I happen to agree with that. We are seeing that in the civil aviation industry—that is, if you actually want competition, often you have to put in regulations. What has happened as a result of this dairy deregulation in my state of New South Wales? Are mums and dads actually getting cheaper milk? No, not really. The comparison used to justify the cheaper milk used the price when the farm gate price was deregulated, not the pre-existing price—a little bit of fiddling the figures there. But what has actually happened, Minister? The producers have tendered literally uneconomic prices to the supermarkets, and then they have squeezed the dairy farmers. So they have actually made this deregulation even worse. Of course now the producers are trying to get back money from corner shops. In fact there is a 5c differential.

The supermarkets do not actually care what the price of milk is because they have the market power to put their margin on top of it. Minister, tell me why in your portfolio your main mission is to prop up supermarkets. Why are you the champion of supermarkets? Shouldn't you have a regard for dairy farmers? Shouldn't you have a regard for consumers? I will quote Minister Amery in a notorious letter to the National Competition Council Chairman, Mr Graeme Samuel:

Our experience of deregulation in the ... milk market has demonstrated that none of the theoretical benefits of deregulation have occurred.

What a damning statement. I regret that time is running out—

Mr PRICE —If I am being offered an extension, I am happy to go on. I will quote a National Party member, the member for Cowper:

I believe that while we must have competition—there is no doubt about that—it has to be leavened with a degree of sanity.

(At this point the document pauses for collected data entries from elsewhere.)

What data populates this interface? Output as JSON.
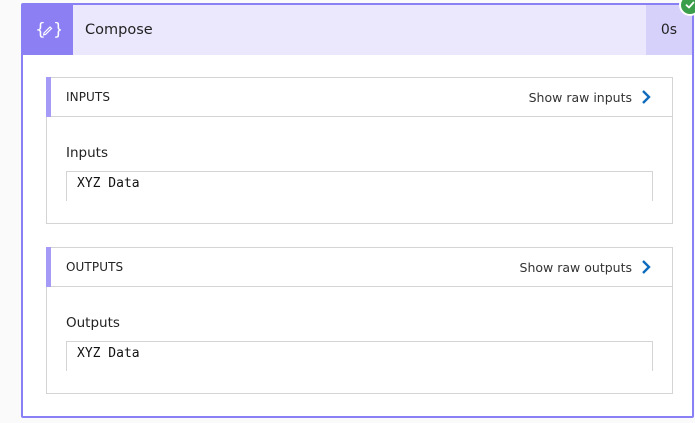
{
  "action": {
    "title": "Compose",
    "duration": "0s",
    "icon": "compose-curly-braces-icon",
    "accent_color": "#8b7ff3",
    "header_bg": "#ebe8fd",
    "status": "succeeded",
    "status_color": "#3a9e4a"
  },
  "inputs": {
    "section_title": "INPUTS",
    "raw_link_label": "Show raw inputs",
    "field_label": "Inputs",
    "field_value": "XYZ Data"
  },
  "outputs": {
    "section_title": "OUTPUTS",
    "raw_link_label": "Show raw outputs",
    "field_label": "Outputs",
    "field_value": "XYZ Data"
  },
  "link_color": "#0f6cbd"
}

There is no sanity in this, Minister. Listen to your own backbencher. I hope we can all learn from this abortive scheme. The idea that we can just blame the states for not picking up the mess, the trail, that the minister has left is outrageous. We have got the shadow minister here at the table. He led a task force; he went out there and talked to dairy farmers.

Mr Truss —We are still waiting for the report.

Mr PRICE —I hope it will be released shortly. I am sure it will be more constructive than this mess that the minister has presented to the parliament. Make no mistake: what we are debating here today is a tax on kids of 11c, on the mums and dads of Australia. If you think it is going to help the dairy farmers, the biggest winners are John Howard and Peter Costello to the tune of $500 million. It is not targeted to help those dairy farmers most in need. Why have you turned your back on them, Minister? You are a disgrace. You should resign.